The reciprocity rule is so powerful it can override simple liking. In Dennis Regan's classic experiment a confederate left the room and returned with an unrequested Coca-Cola for the subject; later he asked them to buy raffle tickets. Subjects who had received the free Coke bought roughly twice as many tickets, and crucially it made no difference whether they liked the confederate or not. The favor, not the friendship, drove the return. The Hare Krishna fund-raisers exploited the same mechanism by pressing a flower on travelers before asking for a donation, so that even annoyed recipients felt the pull to give back.
Reciprocity also governs concessions, which produces the rejection-then-retreat (door-in-the-face) tactic.

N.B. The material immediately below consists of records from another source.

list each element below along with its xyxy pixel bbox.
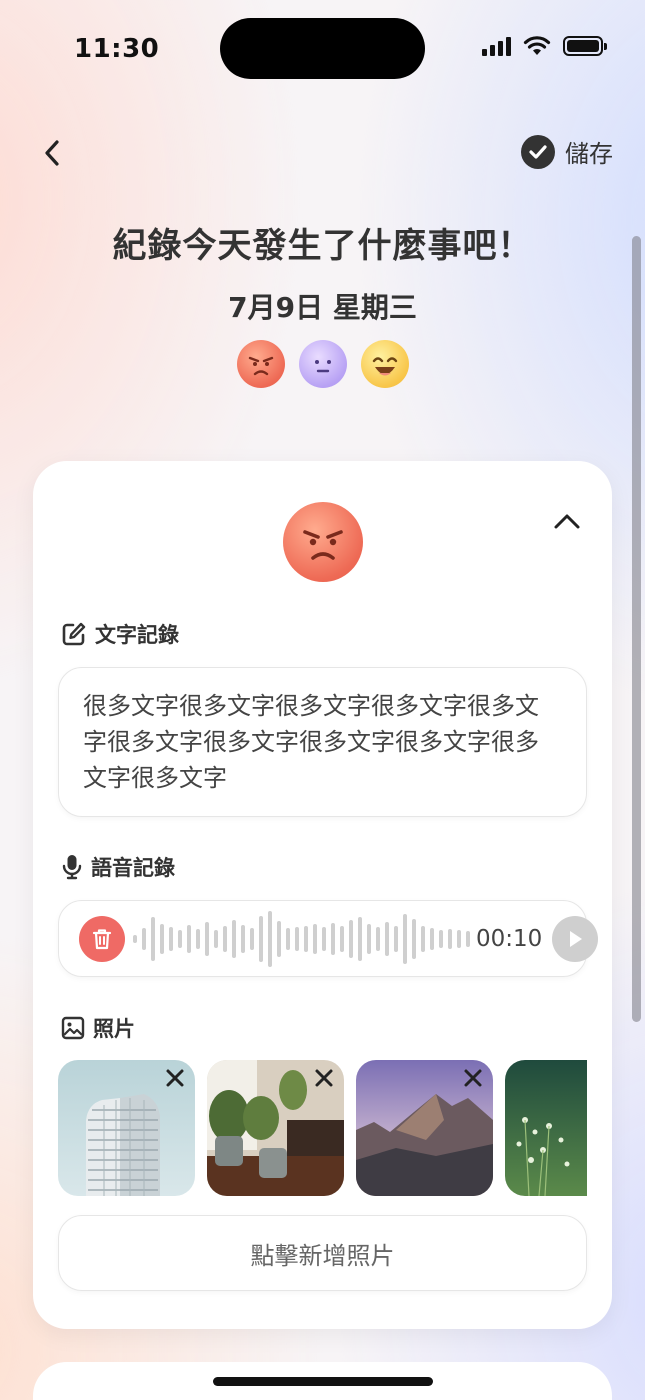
audio-waveform[interactable] [133, 909, 470, 969]
text-entry-field[interactable]: 很多文字很多文字很多文字很多文字很多文字很多文字很多文字很多文字很多文字很多文字… [58, 667, 587, 817]
status-bar: 11:30 [0, 0, 645, 100]
angry-emoji-icon[interactable] [236, 340, 285, 388]
selected-mood-angry-icon [283, 502, 363, 582]
happy-emoji-icon[interactable] [360, 340, 409, 388]
status-icons [482, 36, 607, 56]
building-photo[interactable] [58, 1060, 195, 1196]
neutral-emoji-icon[interactable] [298, 340, 347, 388]
mood-selector [0, 340, 645, 388]
page-title: 紀錄今天發生了什麼事吧！ [112, 226, 533, 266]
text-record-header: 文字記錄 [61, 619, 179, 649]
save-label: 儲存 [565, 140, 613, 168]
cellular-signal-icon [482, 36, 511, 56]
add-photo-button[interactable]: 點擊新增照片 [58, 1215, 587, 1291]
status-time: 11:30 [74, 34, 160, 64]
trash-icon [92, 928, 112, 949]
edit-icon [62, 622, 86, 646]
flowers-photo[interactable] [505, 1060, 587, 1196]
entry-card: 文字記錄 很多文字很多文字很多文字很多文字很多文字很多文字很多文字很多文字很多文… [33, 461, 612, 1329]
play-icon [570, 930, 583, 947]
audio-player: 00:10 [58, 900, 599, 977]
play-audio-button[interactable] [552, 915, 599, 962]
photo-header: 照片 [61, 1013, 135, 1043]
back-button[interactable] [36, 136, 68, 170]
dynamic-island [220, 18, 425, 79]
save-button[interactable]: 儲存 [521, 134, 613, 169]
photo-gallery [58, 1060, 587, 1196]
audio-duration: 00:10 [476, 925, 543, 952]
mountain-photo[interactable] [356, 1060, 493, 1196]
battery-icon [563, 36, 607, 56]
remove-photo-icon[interactable] [312, 1066, 336, 1090]
image-icon [61, 1016, 85, 1040]
collapse-button[interactable] [552, 509, 582, 533]
voice-record-label: 語音記錄 [91, 856, 175, 880]
text-record-label: 文字記錄 [95, 623, 179, 647]
voice-record-header: 語音記錄 [61, 852, 175, 882]
microphone-icon [62, 855, 82, 880]
check-circle-icon [521, 134, 555, 169]
remove-photo-icon[interactable] [461, 1066, 485, 1090]
home-indicator [213, 1377, 433, 1386]
chevron-left-icon [45, 140, 59, 166]
plants-photo[interactable] [207, 1060, 344, 1196]
entry-date: 7月9日 星期三 [228, 291, 417, 324]
delete-audio-button[interactable] [79, 915, 125, 962]
scrollbar[interactable] [632, 236, 641, 1022]
chevron-up-icon [554, 514, 580, 529]
remove-photo-icon[interactable] [163, 1066, 187, 1090]
photo-label: 照片 [93, 1017, 135, 1041]
wifi-icon [523, 36, 551, 55]
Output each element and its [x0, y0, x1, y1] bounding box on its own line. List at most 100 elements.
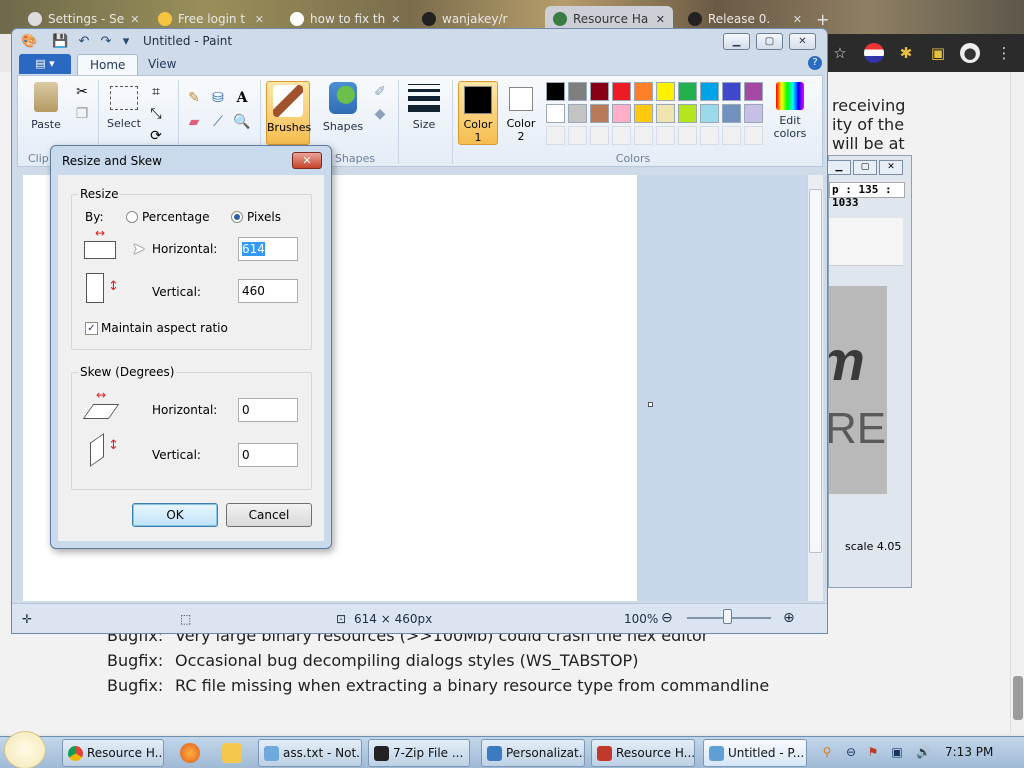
palette-swatch[interactable]: [700, 126, 719, 145]
palette-swatch[interactable]: [568, 82, 587, 101]
eraser-icon[interactable]: ▰: [184, 112, 204, 132]
paste-button[interactable]: Paste: [24, 82, 68, 131]
canvas-resize-handle[interactable]: [648, 402, 653, 407]
size-button[interactable]: Size: [404, 82, 444, 131]
brushes-button[interactable]: Brushes: [266, 81, 311, 145]
flag-tray-icon[interactable]: ⚑: [866, 745, 880, 759]
close-icon[interactable]: ✕: [656, 13, 665, 26]
maximize-icon[interactable]: ▢: [853, 160, 877, 175]
palette-swatch[interactable]: [678, 126, 697, 145]
fill-icon[interactable]: ◆: [370, 104, 390, 124]
minus-tray-icon[interactable]: ⊖: [844, 745, 858, 759]
outline-icon[interactable]: ✐: [370, 82, 390, 102]
copy-icon[interactable]: ❐: [72, 104, 92, 124]
flag-extension-icon[interactable]: [864, 43, 884, 63]
network-tray-icon[interactable]: ▣: [890, 745, 904, 759]
redo-icon[interactable]: ↷: [98, 34, 114, 50]
close-icon[interactable]: ✕: [391, 13, 400, 26]
palette-swatch[interactable]: [656, 104, 675, 123]
skew-vertical-input[interactable]: 0: [238, 443, 298, 467]
palette-swatch[interactable]: [656, 82, 675, 101]
palette-swatch[interactable]: [722, 104, 741, 123]
palette-swatch[interactable]: [722, 126, 741, 145]
palette-swatch[interactable]: [722, 82, 741, 101]
close-icon[interactable]: ✕: [879, 160, 903, 175]
save-icon[interactable]: 💾: [52, 34, 68, 50]
skew-horizontal-input[interactable]: 0: [238, 398, 298, 422]
text-tool-icon[interactable]: A: [232, 88, 252, 108]
color1-button[interactable]: Color 1: [458, 81, 498, 145]
fill-bucket-icon[interactable]: ⛁: [208, 88, 228, 108]
star-icon[interactable]: ☆: [830, 43, 850, 63]
palette-swatch[interactable]: [744, 126, 763, 145]
palette-swatch[interactable]: [590, 82, 609, 101]
pixels-label[interactable]: Pixels: [247, 210, 281, 224]
sidebar-icon[interactable]: ▣: [928, 43, 948, 63]
palette-swatch[interactable]: [590, 126, 609, 145]
palette-swatch[interactable]: [744, 104, 763, 123]
percentage-label[interactable]: Percentage: [142, 210, 210, 224]
folder-icon[interactable]: [222, 743, 242, 763]
palette-swatch[interactable]: [568, 104, 587, 123]
maintain-aspect-checkbox[interactable]: ✓: [85, 322, 98, 335]
pencil-icon[interactable]: ✎: [184, 88, 204, 108]
palette-swatch[interactable]: [546, 82, 565, 101]
maintain-aspect-label[interactable]: Maintain aspect ratio: [101, 321, 228, 335]
select-button[interactable]: Select: [104, 82, 144, 130]
taskbar-item-active[interactable]: Untitled - P...: [703, 739, 807, 767]
close-button[interactable]: ✕: [789, 33, 816, 50]
palette-swatch[interactable]: [700, 104, 719, 123]
clock[interactable]: 7:13 PM: [945, 745, 993, 759]
maximize-button[interactable]: ▢: [756, 33, 783, 50]
palette-swatch[interactable]: [700, 82, 719, 101]
browser-scroll-thumb[interactable]: [1013, 676, 1023, 720]
minimize-button[interactable]: ▁: [723, 33, 750, 50]
color2-button[interactable]: Color 2: [502, 81, 540, 145]
profile-avatar-icon[interactable]: ●: [960, 43, 980, 63]
taskbar-item[interactable]: ass.txt - Not...: [258, 739, 362, 767]
shapes-button[interactable]: Shapes: [320, 82, 366, 133]
close-icon[interactable]: ✕: [130, 13, 138, 26]
resize-vertical-input[interactable]: 460: [238, 279, 298, 303]
tab-home[interactable]: Home: [77, 54, 139, 75]
resize-icon[interactable]: ⤡: [146, 104, 166, 124]
zoom-out-icon[interactable]: ⊖: [661, 610, 673, 626]
help-button[interactable]: ?: [808, 56, 822, 70]
palette-swatch[interactable]: [546, 126, 565, 145]
cut-icon[interactable]: ✂: [72, 82, 92, 102]
edit-colors-button[interactable]: Edit colors: [768, 82, 812, 140]
scroll-thumb[interactable]: [809, 189, 822, 553]
close-icon[interactable]: ✕: [255, 13, 264, 26]
vertical-scrollbar[interactable]: [807, 175, 823, 601]
more-menu-icon[interactable]: ⋮: [994, 43, 1014, 63]
resize-horizontal-input[interactable]: 614: [238, 237, 298, 261]
taskbar-item[interactable]: Resource H...: [62, 739, 164, 767]
percentage-radio[interactable]: [126, 211, 138, 223]
crop-icon[interactable]: ⌗: [146, 82, 166, 102]
palette-swatch[interactable]: [634, 82, 653, 101]
palette-swatch[interactable]: [634, 126, 653, 145]
ok-button[interactable]: OK: [132, 503, 218, 527]
taskbar-item[interactable]: 7-Zip File ...: [368, 739, 470, 767]
zoom-in-icon[interactable]: ⊕: [783, 610, 795, 626]
palette-swatch[interactable]: [656, 126, 675, 145]
palette-swatch[interactable]: [744, 82, 763, 101]
firefox-icon[interactable]: [180, 743, 200, 763]
taskbar-item[interactable]: Personalizat...: [481, 739, 585, 767]
palette-swatch[interactable]: [612, 126, 631, 145]
tab-view[interactable]: View: [136, 54, 188, 75]
magnifier-icon[interactable]: 🔍: [232, 112, 252, 132]
zoom-slider-thumb[interactable]: [723, 609, 732, 624]
close-icon[interactable]: ✕: [793, 13, 802, 26]
browser-scrollbar[interactable]: [1010, 72, 1024, 734]
pixels-radio[interactable]: [231, 211, 243, 223]
undo-icon[interactable]: ↶: [76, 34, 92, 50]
palette-swatch[interactable]: [568, 126, 587, 145]
palette-swatch[interactable]: [612, 82, 631, 101]
palette-swatch[interactable]: [590, 104, 609, 123]
palette-swatch[interactable]: [678, 104, 697, 123]
palette-swatch[interactable]: [678, 82, 697, 101]
palette-swatch[interactable]: [546, 104, 565, 123]
extensions-puzzle-icon[interactable]: ✱: [896, 43, 916, 63]
cancel-button[interactable]: Cancel: [226, 503, 312, 527]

Cialdini was stopped by a Boy Scout who first asked him to buy five-dollar circus tickets; when he declined, the boy retreated to a one-dollar candy bar, and Cialdini bought two before realizing he disliked candy bars and circuses alike. A retreat from a large request to a smaller one reads as a concession, and the rule demands a concession in return, usually compliance with the smaller ask.
The defense Cialdini prescribes is precise: accept genuine gifts and favors graciously, but the moment a favor reveals itself to be a compliance device rather than a true gift, redefine it as a trick. You owe a favor for a favor; you do not owe a sales tactic anything, and seeing it clearly dissolves the obligation.